The Wheels On The Bus Go Brrrrrrr

, , , , | Legal | March 21, 2021

At the time of this story, the public transit tickets in my city were low-tech cardboard rectangles, with printed serial numbers as their only security device. At work, we’d occasionally joke about how easy it would be to counterfeit the tickets. I never took it seriously; it cost around $80 per month to commute to work on the bus while our company gave us $400 per month, tax-free, to cover downtown parking.

But one of my coworkers always seemed to bring up the subject of fake tickets. Although he had the reputation of being a man who always looked for an edge, no one believed he’d be that cheap.

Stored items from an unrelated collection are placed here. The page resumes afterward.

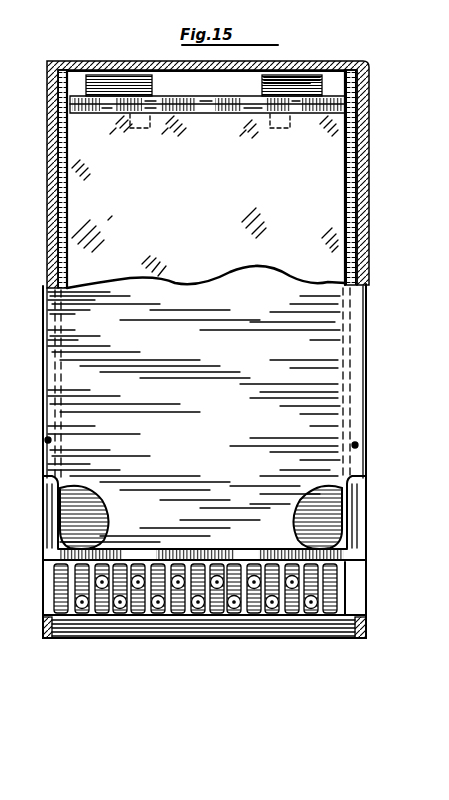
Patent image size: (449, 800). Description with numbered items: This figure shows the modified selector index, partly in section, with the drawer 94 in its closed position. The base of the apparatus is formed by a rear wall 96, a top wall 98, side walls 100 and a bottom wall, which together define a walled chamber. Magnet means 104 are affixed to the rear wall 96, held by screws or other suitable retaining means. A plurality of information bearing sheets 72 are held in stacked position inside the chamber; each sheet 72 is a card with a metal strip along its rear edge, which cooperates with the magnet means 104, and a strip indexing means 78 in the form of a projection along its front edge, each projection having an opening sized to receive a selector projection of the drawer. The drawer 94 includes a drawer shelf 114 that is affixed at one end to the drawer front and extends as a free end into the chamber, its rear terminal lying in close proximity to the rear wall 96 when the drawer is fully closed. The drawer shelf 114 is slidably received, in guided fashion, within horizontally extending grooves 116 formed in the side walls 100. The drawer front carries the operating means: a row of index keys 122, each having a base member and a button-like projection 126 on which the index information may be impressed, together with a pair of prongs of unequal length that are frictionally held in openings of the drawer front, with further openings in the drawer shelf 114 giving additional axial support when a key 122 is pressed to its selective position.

The information bearing sheets 72 is at (210, 226).
The strip indexing means 78 is at (205, 113).
The drawer 94 is at (110, 640).
The rear wall 96 is at (131, 67).
The top wall 98 is at (210, 348).
The side walls 100 is at (47, 208).
The magnet means 104 is at (108, 90).
The drawer shelf 114 is at (52, 166).
The horizontally extending grooves 116 is at (70, 66).
The index key 122 is at (249, 622).
The projection 126 is at (180, 582).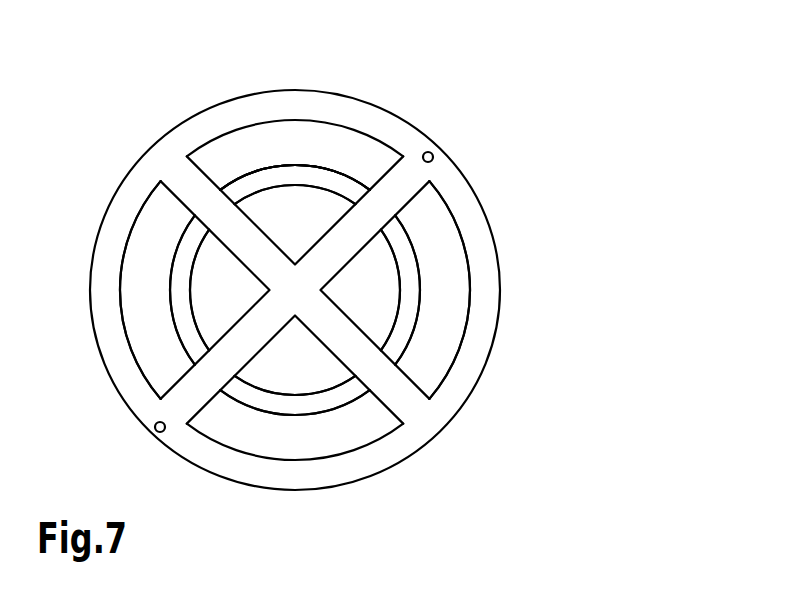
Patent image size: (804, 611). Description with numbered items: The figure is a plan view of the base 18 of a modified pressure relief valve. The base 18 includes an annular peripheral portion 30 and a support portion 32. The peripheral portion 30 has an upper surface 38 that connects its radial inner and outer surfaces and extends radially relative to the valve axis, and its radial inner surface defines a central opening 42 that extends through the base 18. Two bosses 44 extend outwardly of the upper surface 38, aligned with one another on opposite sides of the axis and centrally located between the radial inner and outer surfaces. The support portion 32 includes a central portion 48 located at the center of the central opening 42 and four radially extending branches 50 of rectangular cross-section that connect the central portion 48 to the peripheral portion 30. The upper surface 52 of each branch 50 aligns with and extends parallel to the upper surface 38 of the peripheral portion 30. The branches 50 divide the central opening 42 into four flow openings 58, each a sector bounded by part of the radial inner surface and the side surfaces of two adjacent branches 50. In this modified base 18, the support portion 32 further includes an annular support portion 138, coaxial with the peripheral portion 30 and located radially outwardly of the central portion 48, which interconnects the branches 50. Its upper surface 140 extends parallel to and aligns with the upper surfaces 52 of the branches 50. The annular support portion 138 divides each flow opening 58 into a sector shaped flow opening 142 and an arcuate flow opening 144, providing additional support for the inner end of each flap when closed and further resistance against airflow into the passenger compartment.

Then, one fateful Tuesday, the coworker came in three hours late. He just said “something” had happened on his bus and he didn’t want to talk about it. Then, in the late afternoon, he was called into the manager’s office, and twenty minutes later, he was marched out the door with his personal effects.

It turned out he had done more than just talk about counterfeiting tickets. On that day, the transit police had arrested him as he was about to drop a phony ticket into the bin. His downfall was that he had only copied one ticket over and over so the five he had in his wallet were the same — and identical to several dozen that they had accumulated over a few months. He faced a misdemeanor and a hefty fine.

And, of course, he’d used our company’s high-quality color printers to make them. As luck would have it, we’d had an IT audit the night before. It seemed our printers kept digital records of what was printed and who printed them, and his ID came up associated with the images he’s been forging.

To save less than $1000 per year, he risked and lost a six-figure salary. Talk about instant Karma.